Just a little insight on how to make composites. This post is related to the Renault R26, already finished some years ago, to show what can be done in composited by the model engineer.
I have to say, this process is very similar to the real thing, and I can assure you I know what I am talking about.
The process is usually the same for every part: design component - design tooling - patterns - moulds - laminating - trimming/assy. The first two are down to you, so we will focus on the actual making-bit. Just a brief note on design. CAD is very powerful to assist production engineering with templates, 1:1 plots, etc. it is not just the 2D drawings, not to mention CAM, so worth considering for any project.
As an example, see below the engine cover and monocoque. Both made in a similar way: basically, the pattern is the actual shape of the part, but made form a solid block of material that we can shape easily, in this case MDF (wood). The better the pattern quality, the better the mould quality and therefore the part. Patterns usually last only one pull, but enough to get a mould, from which several parts can be made. The mould is the negative shape of the part, if you see what I mean.
Paper templates (1:1 plots) are made which are the cross sections of the part to make at certain heights. Each section correspond to a MDF board level that will be stacked to create the rough volume.
After cutting the boards, they are bonded using glue. You might want to pin them to guarantee alignment.
Rough cuts are made using chisels, files, saws, etc. This is quite an elaborate process. Use templates in all the directions required to ensure the shape is within tolerance. Make as many templates as you need, e.g. cross sections every 20 mm.
Finishing touches using a Dremel. Use also sanding paper to shape by hand the form. Remember that after this all the little holes and gaps will be filled with body filler, which makes things easier at this stage.
Body filler and paint are applied after the finishing touches. At this stage, the surface has to be spotless as this is exactly how the part will look like. Use good quality paints to prevent reaction with the epoxy resin and release agent.
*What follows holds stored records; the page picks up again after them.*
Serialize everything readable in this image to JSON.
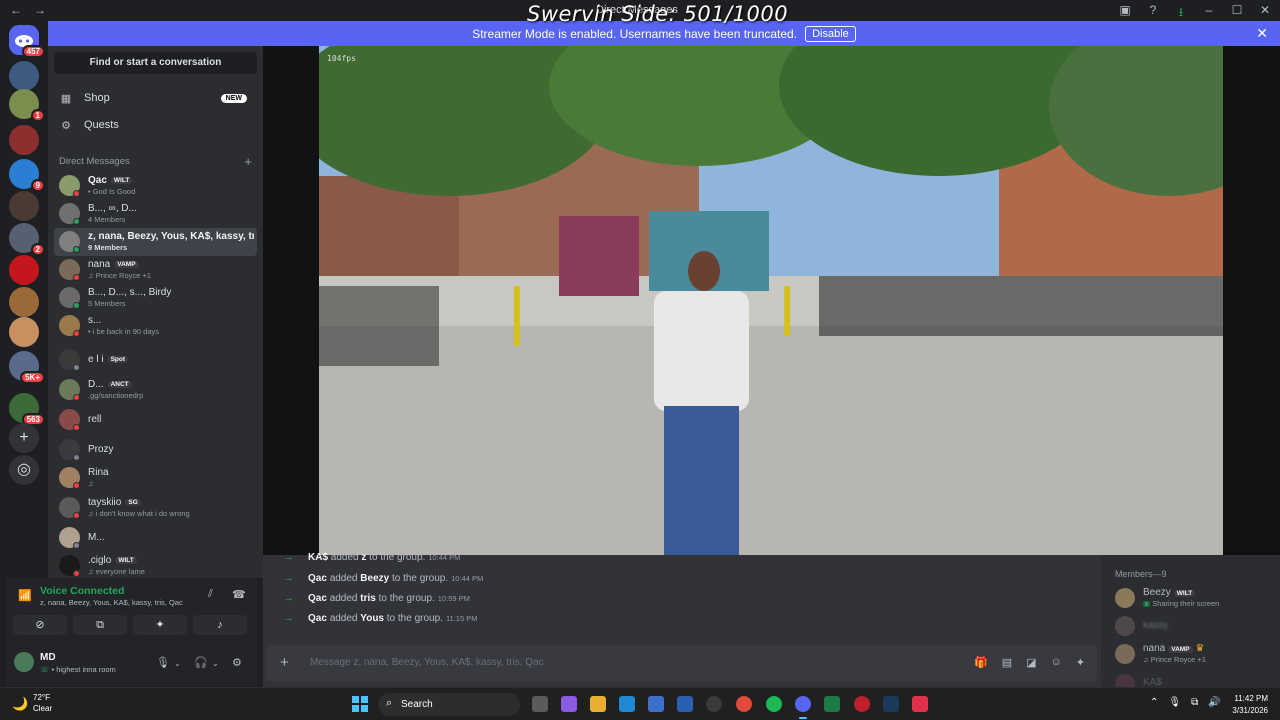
{
  "overlay_title": "Swervin Side: 501/1000",
  "window": {
    "title": "Direct Messages"
  },
  "banner": {
    "text": "Streamer Mode is enabled. Usernames have been truncated.",
    "button_label": "Disable"
  },
  "guilds": {
    "badges": [
      "457",
      "1",
      "9",
      "2",
      "5K+",
      "563"
    ]
  },
  "sidebar": {
    "find_placeholder": "Find or start a conversation",
    "shop_label": "Shop",
    "shop_badge": "NEW",
    "quests_label": "Quests",
    "dm_header": "Direct Messages",
    "dms": [
      {
        "name": "Qac",
        "tag": "WILT",
        "sub": "God Is Good"
      },
      {
        "name": "B..., ∞, D...",
        "sub": "4 Members"
      },
      {
        "name": "z, nana, Beezy, Yous, KA$, kassy, tr...",
        "sub": "9 Members"
      },
      {
        "name": "nana",
        "tag": "VAMP",
        "sub": "Prince Royce +1"
      },
      {
        "name": "B..., D..., s..., Birdy",
        "sub": "5 Members"
      },
      {
        "name": "s...",
        "sub": "i be back in 90 days"
      },
      {
        "name": "e l i",
        "tag": "Spot"
      },
      {
        "name": "D...",
        "tag": "ANCT",
        "sub": ".gg/sanctionedrp"
      },
      {
        "name": "rell"
      },
      {
        "name": "Prozy"
      },
      {
        "name": "Rina"
      },
      {
        "name": "tayskiio",
        "tag": "SG",
        "sub": "i don't know what i do wrong"
      },
      {
        "name": "M..."
      },
      {
        "name": ".ciglo",
        "tag": "WILT",
        "sub": "everyone lame"
      }
    ]
  },
  "voice": {
    "title": "Voice Connected",
    "sub": "z, nana, Beezy, Yous, KA$, kassy, tris, Qac"
  },
  "user": {
    "name": "MD",
    "status": "highest inna room"
  },
  "stream": {
    "fps": "104fps"
  },
  "messages": [
    {
      "actor": "KA$",
      "mid": "added",
      "target": "z",
      "end": "to the group.",
      "time": "10:44 PM"
    },
    {
      "actor": "Qac",
      "mid": "added",
      "target": "Beezy",
      "end": "to the group.",
      "time": "10:44 PM"
    },
    {
      "actor": "Qac",
      "mid": "added",
      "target": "tris",
      "end": "to the group.",
      "time": "10:59 PM"
    },
    {
      "actor": "Qac",
      "mid": "added",
      "target": "Yous",
      "end": "to the group.",
      "time": "11:15 PM"
    }
  ],
  "composer": {
    "placeholder": "Message z, nana, Beezy, Yous, KA$, kassy, tris, Qac"
  },
  "members": {
    "header": "Members—9",
    "list": [
      {
        "name": "Beezy",
        "tag": "WILT",
        "sub": "Sharing their screen"
      },
      {
        "name": "kassy"
      },
      {
        "name": "nana",
        "tag": "VAMP",
        "sub": "Prince Royce +1"
      },
      {
        "name": "KA$"
      }
    ]
  },
  "taskbar": {
    "temp": "72°F",
    "condition": "Clear",
    "search_label": "Search",
    "time": "11:42 PM",
    "date": "3/31/2026"
  }
}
I recommend car body panel paint.
Apply the release agent and start laminating. In order to draft the part, a several mould pieces mould might be required. See below how to make the splits using panel board to create the bolting flanges. Use plasticine or other paste on the corners to seal the edge of the board to the part. As cure occurs at room temperature, you can use almost anything. Do one mould piece, cure it, and remove the board from the next section to make another mould piece. This has to be repeated as many times as required until all the mould pieces are completed. Do not remove mould pieces during the sequences so the flanges match perfectly from one mould piece to the other. Drill the mould flanges for bolting the mould pieces together during laminating.
When the mould is ready, make the part with the required material and layup thickness. For most of body work, only 2-6 layers are required. Use more material on corners and bolting sections to reinforce high stress areas. The winglets and other elements of the engine cover where manufactured separately, even with different materials/processes, and bonded afterwards. This applies to chassis, floor, gearbox, etc. where many elements of the car are mounted too. Fit inserts and other bits inside during layup to create hard pads for tapping or bolting later on.
Use again body filler for finishing the part and achieving a nice surface. Prep the surface for paint and go for it!
Based on this process, all the other parts of the body work can be made. However, other processes like thermoforming, 3D printing, sheet metal fabricating are also required for particular parts, like end plates, brake ducts, etc. In real F1 world, the process is based on the same steps, but enhanced with the use of better equipment and materials. You might want to take a look at the pattern post for a more advanced way to make components (http://bernimodels.blogspot.co.uk/2012/11/tooling-wing-test.html). For the Red Bull 1/3 I am planning to use CNCed patterns, although for big body work pieces, I might stick to the process on this post due to size/cost restrictions of my equipment.